Philemon: 23-25, Final greetings
VV 23-25, 23 Epaphras, my fellow prisoner in Christ Jesus, greets you, 24 as do Mark, Aristarchus, Demas, Luke, my fellow laborers. 25 The grace of our Lord Jesus Christ be with your spirit. Amen.
Paul had a personal touch. He acknowledged all his co-workers by name. He sent greetings to Philemon from Epaphras, Mark, Aristarchus, Demas, and Luke, his co-workers in the gospel. Epaphras was also a prisoner with him in the Roman prison.
He pronounced the grace of Christ to Philemon.
According to Christian traditions, Onesimus was freed from slavery and went on to become a bishop of Ephesus. He was arrested, tortured, and beaten to death by the Romans for preaching the gospel. Onesimus was a real person, transformed, and freed by the Gospel of Jesus Christ. He suffered tremendous persecutions and eventually martyred for his faith in Christ. The epistle of Philemon is a good illustration of Romans 8:28 at work in the life of Onesimus. He was a slave. He committed a capital offence by running away from his master. Though God’s providence, he ran to Rome and met the great apostle Paul. Paul saved his soul, gave him a new life, new faith, new hope, and new beginning. Reconciled to his old master Philemon and freed from slavery, he served his new master Jesus Christ.

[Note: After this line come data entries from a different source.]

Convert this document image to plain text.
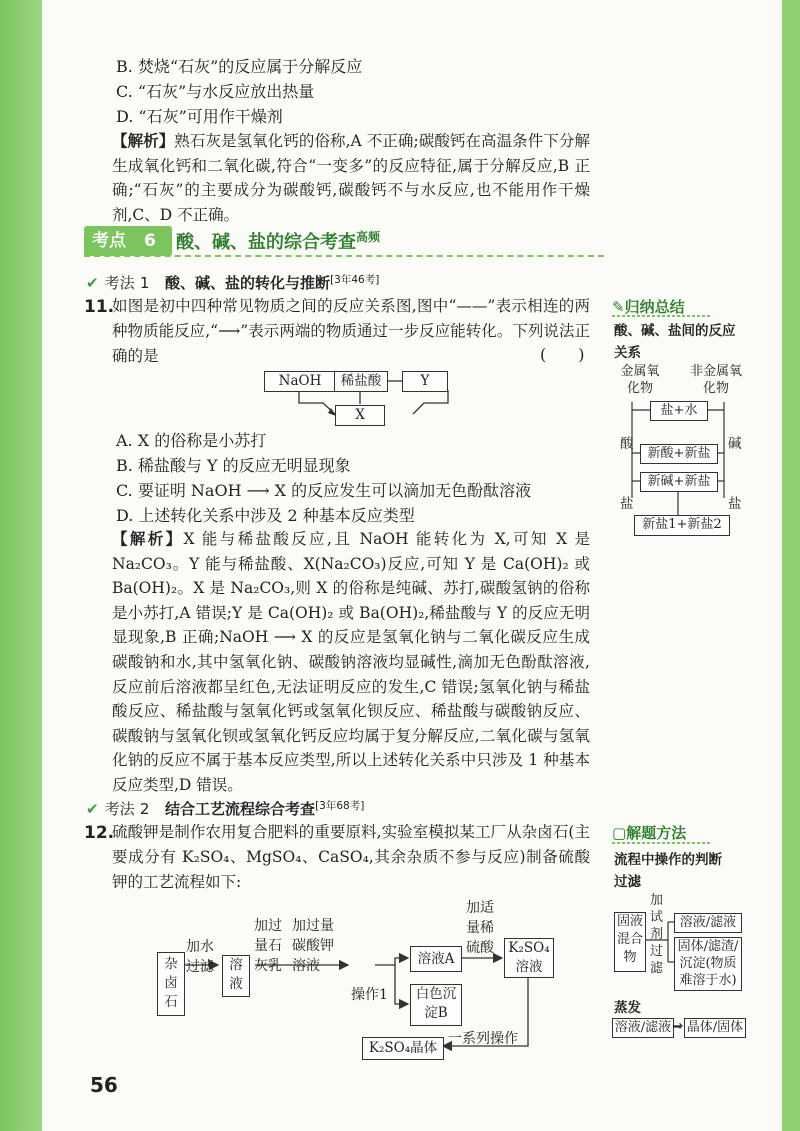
B. 焚烧“石灰”的反应属于分解反应
C. “石灰”与水反应放出热量
D. “石灰”可用作干燥剂
【解析】熟石灰是氢氧化钙的俗称,A 不正确;碳酸钙在高温条件下分解生成氧化钙和二氧化碳,符合“一变多”的反应特征,属于分解反应,B 正确;“石灰”的主要成分为碳酸钙,碳酸钙不与水反应,也不能用作干燥剂,C、D 不正确。
考点 6 酸、碱、盐的综合考查$^{高频}$
✔ 考法 1 酸、碱、盐的转化与推断[3年46考]
11.
如图是初中四种常见物质之间的反应关系图,图中“——”表示相连的两种物质能反应,“⟶”表示两端的物质通过一步反应能转化。下列说法正确的是	(　　)
NaOH	稀盐酸	Y
X
A. X 的俗称是小苏打
B. 稀盐酸与 Y 的反应无明显现象
C. 要证明 NaOH ⟶ X 的反应发生可以滴加无色酚酞溶液
D. 上述转化关系中涉及 2 种基本反应类型
【解析】X 能与稀盐酸反应,且 NaOH 能转化为 X,可知 X 是 Na₂CO₃。Y 能与稀盐酸、X(Na₂CO₃)反应,可知 Y 是 Ca(OH)₂ 或 Ba(OH)₂。X 是 Na₂CO₃,则 X 的俗称是纯碱、苏打,碳酸氢钠的俗称是小苏打,A 错误;Y 是 Ca(OH)₂ 或 Ba(OH)₂,稀盐酸与 Y 的反应无明显现象,B 正确;NaOH ⟶ X 的反应是氢氧化钠与二氧化碳反应生成碳酸钠和水,其中氢氧化钠、碳酸钠溶液均显碱性,滴加无色酚酞溶液,反应前后溶液都呈红色,无法证明反应的发生,C 错误;氢氧化钠与稀盐酸反应、稀盐酸与氢氧化钙或氢氧化钡反应、稀盐酸与碳酸钠反应、碳酸钠与氢氧化钡或氢氧化钙反应均属于复分解反应,二氧化碳与氢氧化钠的反应不属于基本反应类型,所以上述转化关系中只涉及 1 种基本反应类型,D 错误。
✔ 考法 2 结合工艺流程综合考查[3年68考]
12.
硫酸钾是制作农用复合肥料的重要原料,实验室模拟某工厂从杂卤石(主要成分有 K₂SO₄、MgSO₄、CaSO₄,其余杂质不参与反应)制备硫酸钾的工艺流程如下:
杂卤石
加水过滤	溶液
加过量石灰乳
加过量碳酸钾溶液
操作1
溶液A
白色沉淀B
加适量稀硫酸	K₂SO₄溶液
一系列操作
K₂SO₄晶体
✎归纳总结
酸、碱、盐间的反应关系
金属氧化物
非金属氧化物
盐+水
酸	碱
新酸+新盐
新碱+新盐
盐	盐
新盐1+新盐2
▢解题方法
流程中操作的判断
过滤
固液混合物
加试剂过滤
溶液/滤液
固体/滤渣/沉淀(物质难溶于水)
蒸发
溶液/滤液 → 晶体/固体
56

Romans 8:28, “And we know that all things work together for good to those who love God, to those who are the called according to His purpose”.
The epistle of Philemon taught us that all things worked together for good to Christians. No matter what circumstances we may be facing today it will eventually worked for good in our favour. We may not see it immediately but we will see it in the future. This is a promise that we can claim when we go through difficult times especially now when situations are so unprecedented.
Heavenly Father, thank You for the epistle of Philemon. Thank You for the promise of Romans 8:28. Thank You for for the forgiveness of sins, salvation by grace, justification by faith in Christ, sanctification, and the gift of eternal life. We pray for those who have run away from You to return back to You and be useful to You in the kingdom again, in Jesus’ name, Amen.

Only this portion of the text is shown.